Date: Wed, 14 Feb 2007 18:40:54 -0000
From: "Andrew Smith (I)"
Subject: RE: no boil water treatment

> For chlorine, add around 2 camden tablets per hectolitre.
> For hardness reduction you can add phosphoric acid.

Agree entirely for chlorine.chloramine but I cant agree with Phosphiric
acid in generl. It is fine if your HLT and Boiler are gas heated but I
would not recommend phosphoric at all for an electrically heated hlt or
boiler as the precipitate is Calcium Phosphate (IE BONE) and have you
ever tried removing bone from yopu elements (trust me from experience it
is not easy). If you hardness is not too high (say less than about
150ppm) you could use lkactic acid as calcium lactate is quite soft and
easily removable from elements with a light scrub.
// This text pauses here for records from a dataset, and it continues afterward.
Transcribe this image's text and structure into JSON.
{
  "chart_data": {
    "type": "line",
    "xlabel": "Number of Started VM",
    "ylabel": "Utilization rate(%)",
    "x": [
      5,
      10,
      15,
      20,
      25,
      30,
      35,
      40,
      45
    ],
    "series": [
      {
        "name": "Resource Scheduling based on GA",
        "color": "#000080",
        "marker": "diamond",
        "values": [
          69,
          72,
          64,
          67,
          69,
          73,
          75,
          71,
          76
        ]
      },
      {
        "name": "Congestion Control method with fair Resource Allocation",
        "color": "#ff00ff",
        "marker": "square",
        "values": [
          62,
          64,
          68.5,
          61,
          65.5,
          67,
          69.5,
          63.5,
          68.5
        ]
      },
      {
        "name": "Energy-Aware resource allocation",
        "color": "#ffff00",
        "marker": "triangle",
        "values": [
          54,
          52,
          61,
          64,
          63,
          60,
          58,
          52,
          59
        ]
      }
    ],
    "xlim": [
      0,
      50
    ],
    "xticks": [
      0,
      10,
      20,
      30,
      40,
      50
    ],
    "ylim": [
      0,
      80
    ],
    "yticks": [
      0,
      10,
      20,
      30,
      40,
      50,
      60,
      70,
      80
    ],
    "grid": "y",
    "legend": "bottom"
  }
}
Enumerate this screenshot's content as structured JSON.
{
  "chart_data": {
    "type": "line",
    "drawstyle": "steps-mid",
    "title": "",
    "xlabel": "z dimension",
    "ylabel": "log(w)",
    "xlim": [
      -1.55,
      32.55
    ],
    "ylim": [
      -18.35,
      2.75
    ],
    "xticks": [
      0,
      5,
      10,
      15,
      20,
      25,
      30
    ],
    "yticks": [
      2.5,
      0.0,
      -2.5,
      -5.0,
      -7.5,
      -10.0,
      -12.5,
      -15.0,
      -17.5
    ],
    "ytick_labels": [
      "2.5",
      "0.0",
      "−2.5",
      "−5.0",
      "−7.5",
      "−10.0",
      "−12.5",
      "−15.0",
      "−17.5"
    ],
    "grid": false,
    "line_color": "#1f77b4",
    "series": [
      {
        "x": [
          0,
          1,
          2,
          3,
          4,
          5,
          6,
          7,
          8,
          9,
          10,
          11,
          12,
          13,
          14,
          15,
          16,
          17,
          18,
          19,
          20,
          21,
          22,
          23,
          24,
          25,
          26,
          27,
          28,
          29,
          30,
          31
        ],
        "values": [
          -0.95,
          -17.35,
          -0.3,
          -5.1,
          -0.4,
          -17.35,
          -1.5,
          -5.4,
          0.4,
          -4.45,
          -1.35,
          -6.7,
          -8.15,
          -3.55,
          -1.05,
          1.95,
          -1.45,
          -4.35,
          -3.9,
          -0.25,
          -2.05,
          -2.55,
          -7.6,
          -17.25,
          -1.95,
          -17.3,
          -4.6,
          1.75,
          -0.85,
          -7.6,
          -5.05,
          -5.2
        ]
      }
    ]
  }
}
However best yto use
brupaks CRS which is a dilute mix of hydrochloric and suphhuric acids
which produces Calcium sulphate and calcium chloride both of which are
benificial and soluable to a high level so therefore no coating of
elements occurs at all

Andrew Smith (I)
Dan!

David Edge

Post by David Edge » Sat Sep 01, 2007 6:54 pm

I would not recommend phosphoric at all for an electrically heated hlt or boiler as the precipitate is Calcium Phosphate (IE BONE) and have you ever tried removing bone from yopu elements (trust me from experience it is not easy).
I remove it from mypu elements as follows:

remove element from HLT and it in a plastic jug wedged so that you can keep the bits you want cleaning wet and the sparky bits dry.

pour in hot water almost up to the line

add 15ml phosphoric acid

leave for an hour, come back rinse, put back in HLT.

Piece of the proverbial. I need to do it maybe every twenty brews at in the HLT.